Se cumple así la ley del marketing según la cual todo producto que mediante su excelencia tiende a ser demandado, debe sufrir el reconocimiento de ser replicado. El homenaje a un producto es su reproducción ilegítima. La condena del replicante es admirarle por el talento de un arte ajeno. La ventaja del cliente es la accesibilidad virtual, el disfrute del simulacro. La remisión para la industria, moverse en círculos concéntricos de subproducción. El producto de esta guisa se convierte en “subproducto” y el cliente en “subconsumidor”. El saicismo, vástago del “low cost”, hijo bastardo del toyotismo, no fabrica malos productos, tan sólo malas marcas, subconsumidores.
Víctor G. Pulido para “Desde mi Atalaya”.
Pekín deslumbró en el amanecer de su modernidad una ciudad de campanillas. Las bicicletas alegres formaban parte de su escenario decimonónico. Todo en la urbe imperial se asemejaba desde aquel entonces a un enjambre de grillos, con sus timbres de manillar incesantes, advirtiendo constantemente de su omnipresencia.
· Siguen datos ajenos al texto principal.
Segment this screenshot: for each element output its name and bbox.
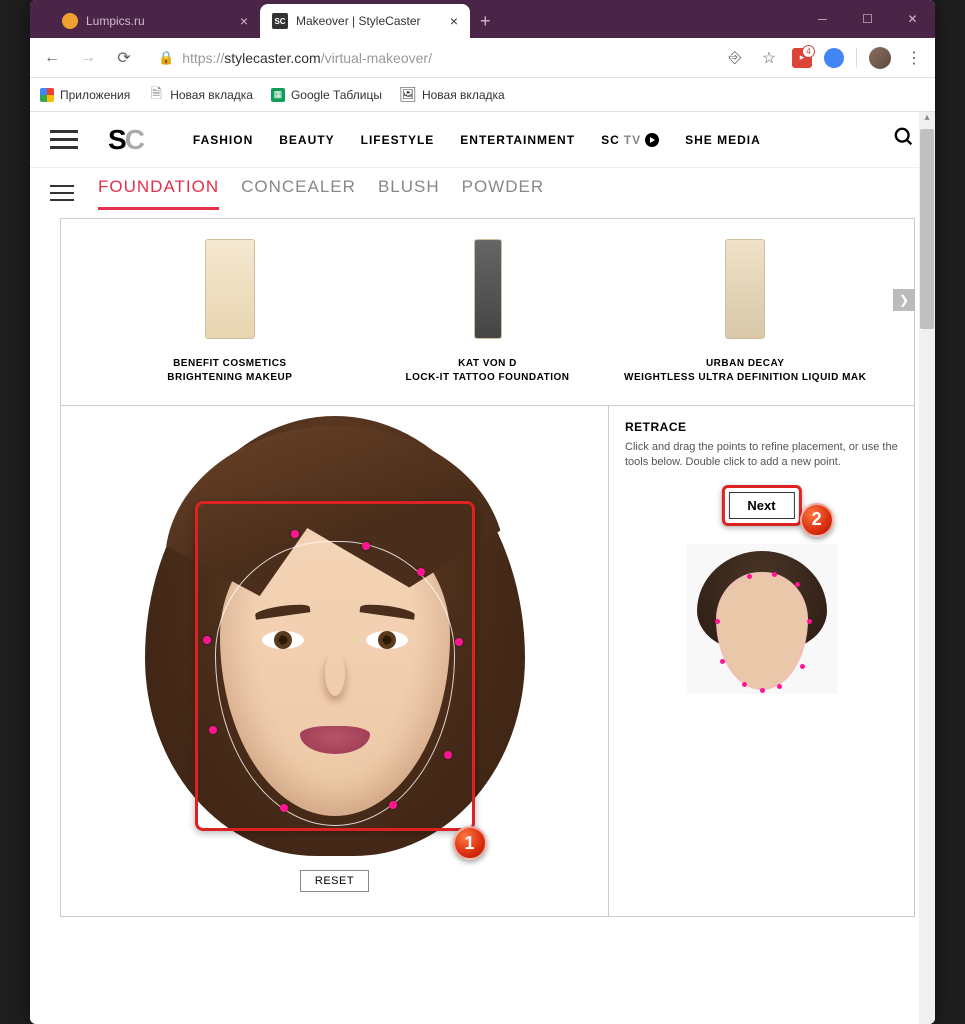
control-panel: RETRACE Click and drag the points to ref… — [609, 406, 914, 916]
canvas-panel: 1 RESET — [61, 406, 609, 916]
menu-icon[interactable]: ⋮ — [903, 47, 925, 69]
tab-title: Makeover | StyleCaster — [296, 14, 421, 28]
sheets-icon: ▦ — [271, 88, 285, 102]
next-button[interactable]: Next — [728, 492, 794, 519]
profile-avatar[interactable] — [869, 47, 891, 69]
maximize-button[interactable]: ☐ — [845, 0, 890, 38]
window-controls: ─ ☐ ✕ — [800, 0, 935, 38]
product-item[interactable]: URBAN DECAY WEIGHTLESS ULTRA DEFINITION … — [616, 239, 874, 385]
nav-shemedia[interactable]: SHE MEDIA — [685, 133, 761, 147]
reference-face — [687, 544, 837, 694]
new-tab-button[interactable]: + — [470, 4, 501, 38]
forward-button[interactable]: → — [76, 46, 100, 70]
trace-point[interactable] — [280, 804, 288, 812]
minimize-button[interactable]: ─ — [800, 0, 845, 38]
tab-lumpics[interactable]: Lumpics.ru × — [50, 4, 260, 38]
lock-icon: 🔒 — [158, 50, 174, 66]
trace-point[interactable] — [291, 530, 299, 538]
trace-point[interactable] — [417, 568, 425, 576]
favicon-icon — [62, 13, 78, 29]
bookmarks-bar: Приложения Новая вкладка ▦ Google Таблиц… — [30, 78, 935, 112]
trace-point[interactable] — [455, 638, 463, 646]
tab-strip: Lumpics.ru × SC Makeover | StyleCaster ×… — [30, 4, 501, 38]
product-image — [205, 239, 255, 339]
product-carousel: BENEFIT COSMETICS BRIGHTENING MAKEUP KAT… — [60, 218, 915, 406]
nav-sctv[interactable]: SCTV — [601, 133, 659, 147]
panel-description: Click and drag the points to refine plac… — [625, 440, 898, 471]
workspace: 1 RESET RETRACE Click and drag the point… — [60, 406, 915, 917]
bookmark-apps[interactable]: Приложения — [40, 88, 130, 102]
close-icon[interactable]: × — [450, 13, 458, 29]
product-name: LOCK-IT TATTOO FOUNDATION — [359, 371, 617, 385]
scrollbar-thumb[interactable] — [920, 129, 934, 329]
tab-blush[interactable]: BLUSH — [378, 177, 440, 210]
bookmark-newtab2[interactable]: Новая вкладка — [400, 87, 505, 103]
app-menu-icon[interactable] — [50, 180, 74, 206]
product-brand: KAT VON D — [359, 357, 617, 371]
apps-icon — [40, 88, 54, 102]
image-icon — [400, 87, 416, 103]
separator — [856, 48, 857, 68]
browser-window: Lumpics.ru × SC Makeover | StyleCaster ×… — [30, 0, 935, 1024]
trace-point[interactable] — [362, 542, 370, 550]
trace-point[interactable] — [444, 751, 452, 759]
site-header: SC FASHION BEAUTY LIFESTYLE ENTERTAINMEN… — [30, 112, 935, 168]
favicon-icon: SC — [272, 13, 288, 29]
extension-icon[interactable] — [824, 48, 844, 68]
product-name: WEIGHTLESS ULTRA DEFINITION LIQUID MAK — [616, 371, 874, 385]
page-content: ▴ SC FASHION BEAUTY LIFESTYLE ENTERTAINM… — [30, 112, 935, 1024]
tab-stylecaster[interactable]: SC Makeover | StyleCaster × — [260, 4, 470, 38]
app-tabs-bar: FOUNDATION CONCEALER BLUSH POWDER — [30, 168, 935, 218]
scrollbar[interactable]: ▴ — [919, 112, 935, 1024]
close-button[interactable]: ✕ — [890, 0, 935, 38]
extension-icon[interactable]: ▸ — [792, 48, 812, 68]
carousel-next-button[interactable]: ❯ — [893, 289, 915, 311]
bookmark-sheets[interactable]: ▦ Google Таблицы — [271, 88, 382, 102]
titlebar: Lumpics.ru × SC Makeover | StyleCaster ×… — [30, 0, 935, 38]
reload-button[interactable]: ⟳ — [112, 46, 136, 70]
nav-beauty[interactable]: BEAUTY — [279, 133, 334, 147]
annotation-box-2: Next 2 — [721, 485, 801, 526]
tab-title: Lumpics.ru — [86, 14, 145, 28]
panel-title: RETRACE — [625, 420, 898, 434]
url-text: https://stylecaster.com/virtual-makeover… — [182, 50, 432, 66]
scroll-up-icon[interactable]: ▴ — [919, 112, 935, 128]
product-image — [474, 239, 502, 339]
annotation-badge-2: 2 — [800, 503, 834, 537]
reset-button[interactable]: RESET — [300, 870, 369, 892]
trace-point[interactable] — [209, 726, 217, 734]
browser-toolbar: ← → ⟳ 🔒 https://stylecaster.com/virtual-… — [30, 38, 935, 78]
bookmark-star-icon[interactable]: ☆ — [758, 47, 780, 69]
bookmark-newtab[interactable]: Новая вкладка — [148, 87, 253, 103]
product-image — [725, 239, 765, 339]
url-bar[interactable]: 🔒 https://stylecaster.com/virtual-makeov… — [148, 50, 712, 66]
tab-foundation[interactable]: FOUNDATION — [98, 177, 219, 210]
translate-icon[interactable]: ⎆ — [724, 47, 746, 69]
tab-powder[interactable]: POWDER — [462, 177, 545, 210]
product-item[interactable]: BENEFIT COSMETICS BRIGHTENING MAKEUP — [101, 239, 359, 385]
nav-fashion[interactable]: FASHION — [193, 133, 253, 147]
site-logo[interactable]: SC — [108, 124, 143, 156]
annotation-badge-1: 1 — [453, 826, 487, 860]
product-brand: URBAN DECAY — [616, 357, 874, 371]
nav-entertainment[interactable]: ENTERTAINMENT — [460, 133, 575, 147]
play-icon — [645, 133, 659, 147]
face-canvas[interactable] — [61, 406, 608, 866]
app-tabs: FOUNDATION CONCEALER BLUSH POWDER — [98, 177, 544, 210]
product-brand: BENEFIT COSMETICS — [101, 357, 359, 371]
nav-lifestyle[interactable]: LIFESTYLE — [361, 133, 435, 147]
page-icon — [148, 87, 164, 103]
tab-concealer[interactable]: CONCEALER — [241, 177, 356, 210]
close-icon[interactable]: × — [240, 13, 248, 29]
hamburger-icon[interactable] — [50, 125, 78, 154]
product-name: BRIGHTENING MAKEUP — [101, 371, 359, 385]
back-button[interactable]: ← — [40, 46, 64, 70]
search-icon[interactable] — [893, 126, 915, 154]
site-nav: FASHION BEAUTY LIFESTYLE ENTERTAINMENT S… — [193, 133, 761, 147]
product-item[interactable]: KAT VON D LOCK-IT TATTOO FOUNDATION — [359, 239, 617, 385]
Todo rinrineo se debía a la advertencia según la cual muchas de ellas no disponían de frenos que evitaran atropellos y colisiones. Y así fuera hasta en los preludios de la caída del Muro de Berlín, donde en la capital del Oriente era prácticamente inimaginable desplazarse por un medio que no fuera el bicícleo. En las calles angostas, las más cercanas al politburó, apenas veían dispersada su circulación de pedaleo por escasos berlinas oficiales Volga importadas por Moscú o por las patrullas “Lada” policiales. En las más alejadas de Tiananmen, por los urbanos y circulares. El vehículo era por lo general un bien público o, en su caso, oficial. Y, realmente, nunca se impuso más por necesidad que por deseo. Cuesta entonces creer que el que hasta no hace mucho era el país de las bicicletas, transcurridos poco más de dos decenios, la República Popular constituya acaso el primer montador mundial de automóviles. Prueba de su desconcertante producción local, que alberga ya más de una docena de fabricantes (“Saic”, “Buick”, “Chery”, “Xiali”, “Geely”, “GZ” y “Hafei”, entre otras casas), es su acompasada capacidad exportadora de este bien a países limítrofes. Y de la inercia vertiginosa de este circunspecto clúster se pretende dar alcance a los Estados Unidos previsiblemente antes del próximo campeonato mundial de fútbol en Brasil, para la que China espera clasificarse por segunda vez en toda su historia en consonancia con su protagonismo de primer orden en el mundo.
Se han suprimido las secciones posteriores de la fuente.